= Pierre Galet =

French ampelographer and author (1921–2019)

Pierre Galet (28 January 1921 – 30 December 2019) was a French ampelographer and author who was an influential figure within ampelography in the 20th century and before DNA typing was widely introduced. Beginning in the 1950s, Pierre Galet introduced a system for identifying varieties based on the shape, contours and characteristics of the leaves of the vines, petioles, growing shoots, shoot tips, grape clusters, as well as the colour, size, seed content and flavour of the grapes. The impact and comprehensiveness of his work earned him the consideration as the "father of modern ampelography". He started publishing within ampelography in the 1950s and his Ph.D. thesis was presented in 1967. He has also written popular science books on grape varieties. Galet was active at the École Nationale Supérieure Agronomique de Montpellier (today L'Institut Agro Montpellier).

== Biography ==
Pierre Galet was born in Monaco in 1921 and spent most his life in southern France. During World War II, Galet hid from the German authorities at the École Nationale Supérieure Agronomique de Montpellier. There he spent extensive amounts of time among the Department of Viticulture's Vitis collection which included samples of grapevines from across the globe. While there he was able to study the differences and learn about the different varieties.

After the war, Galet would accept a teaching position at the École Nationale Supérieure Agronomique de Montpellier where from 1946-1989, he was at the forefront of advances in ampelography and was the mentor to several of the leading ampelographers of the late 20th century. Among his students was Paul Truel, who would categorize and identify several wine grapes varieties in Australia and Portugal. In addition to teaching, Galet traveled to wine regions in the United States, South America, Cyprus, North Africa, Asia and throughout Europe identifying grape varieties and settling legal disputes involving them.

One such legal dispute involved the European Union regulations banning the use of American Vitis Labrusca vines, such as Isabella and Noah, in European vineyards. Galet has long been an advocate against forcing the mandatory uprooting of these vines, believing the ban is anachronistic.

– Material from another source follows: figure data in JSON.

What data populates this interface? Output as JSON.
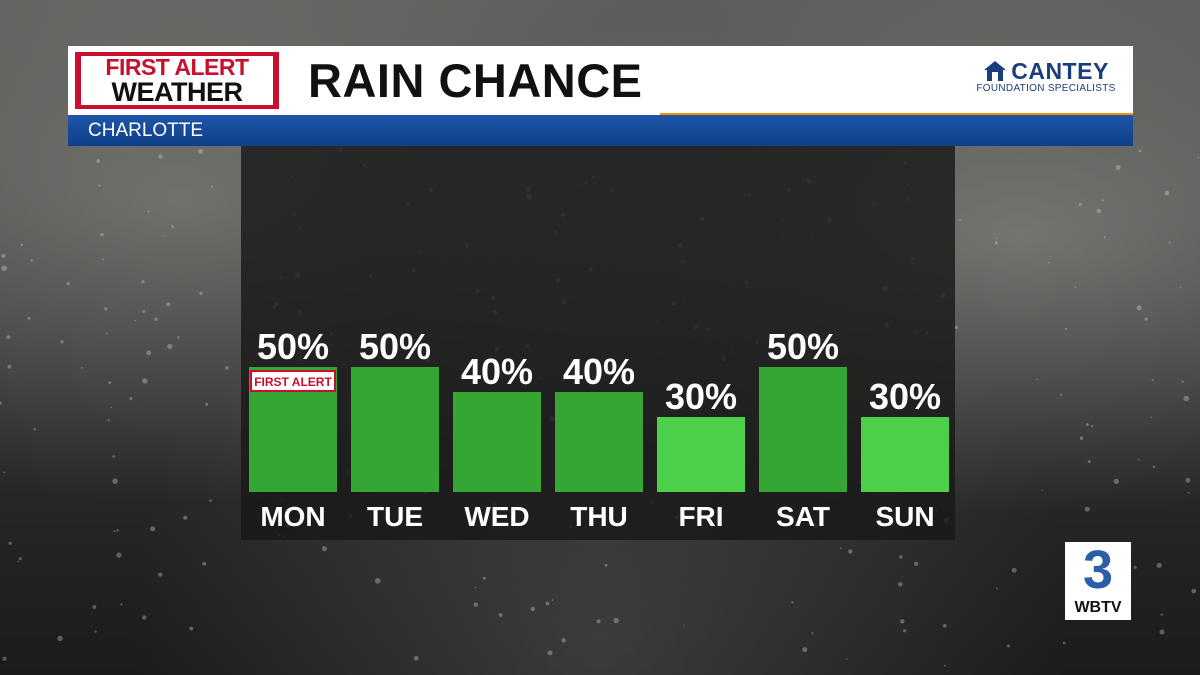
{
  "header": {
    "logo_line1": "FIRST ALERT",
    "logo_line2": "WEATHER",
    "title": "RAIN CHANCE",
    "sponsor_name": "CANTEY",
    "sponsor_sub": "FOUNDATION SPECIALISTS",
    "location": "CHARLOTTE"
  },
  "station": {
    "mark": "3",
    "name": "WBTV"
  },
  "colors": {
    "bar_dark": "#35a633",
    "bar_light": "#4cd04a",
    "alert_red": "#c8102e",
    "banner_blue": "#1a4f9e",
    "accent_orange": "#f39200"
  },
  "chart_data": {
    "type": "bar",
    "categories": [
      "MON",
      "TUE",
      "WED",
      "THU",
      "FRI",
      "SAT",
      "SUN"
    ],
    "values": [
      50,
      50,
      40,
      40,
      30,
      50,
      30
    ],
    "value_labels": [
      "50%",
      "50%",
      "40%",
      "40%",
      "30%",
      "50%",
      "30%"
    ],
    "unit": "%",
    "ylim": [
      0,
      100
    ],
    "grid": false,
    "legend": "none",
    "bar_colors": [
      "dark",
      "dark",
      "dark",
      "dark",
      "light",
      "dark",
      "light"
    ],
    "badges": [
      {
        "category": "MON",
        "text": "FIRST ALERT"
      }
    ]
  }
}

== Discoveries and findings ==
Through the course of his work, Galet has identified over 100 distinct grape varieties belonging to the Pinot family. He has also identified vines across the globe that were mistakenly thought to be Pinot, long before DNA fingerprinting was widely used. One such occurrence happened in California in the 1980s when Galet discovered that vines labeled Pinot blanc were actually Melon de Bourgogne, a grape commonly associated with the Muscadet wines of the Loire Valley. These so-called "Pinot blanc" cuttings were provided by the University of California, Davis who mislabeled them. For more on this error, see also "Melon de Bourgogne - History" at MelonDeBourgogne.com.

==Writings==
Between 1956 and 1964, Galet published Cépages et vignoble de France, a four volume catalog of French wine grape varieties. In 1977 and 1982, his two volume work, Maladies et parasites de la vigne, on various ailments and grape diseases was released and followed by the fifth edition of his handbook Précis de viticulture in 1988. In 2000, Galet released Dictionnaire encyclopédique des cépages, a comprehensive catalog of grape varieties from across the globe including their international synonyms. His student, ampelographer Lucie Morton, was influential in having much of Galet's work translated into English.

==Death and recognition==
Galet died on 31 December 2019 at the age of 98.

For his work in the advancement of viticulture and ampelography, Galet was made an Officier de l'Ordre du Mérite Agricole. In 1983, he was given a prize of special recognition by the L'Office national interprofessionnel des vins (OIV), the association of French vintners, for the collective body of his work.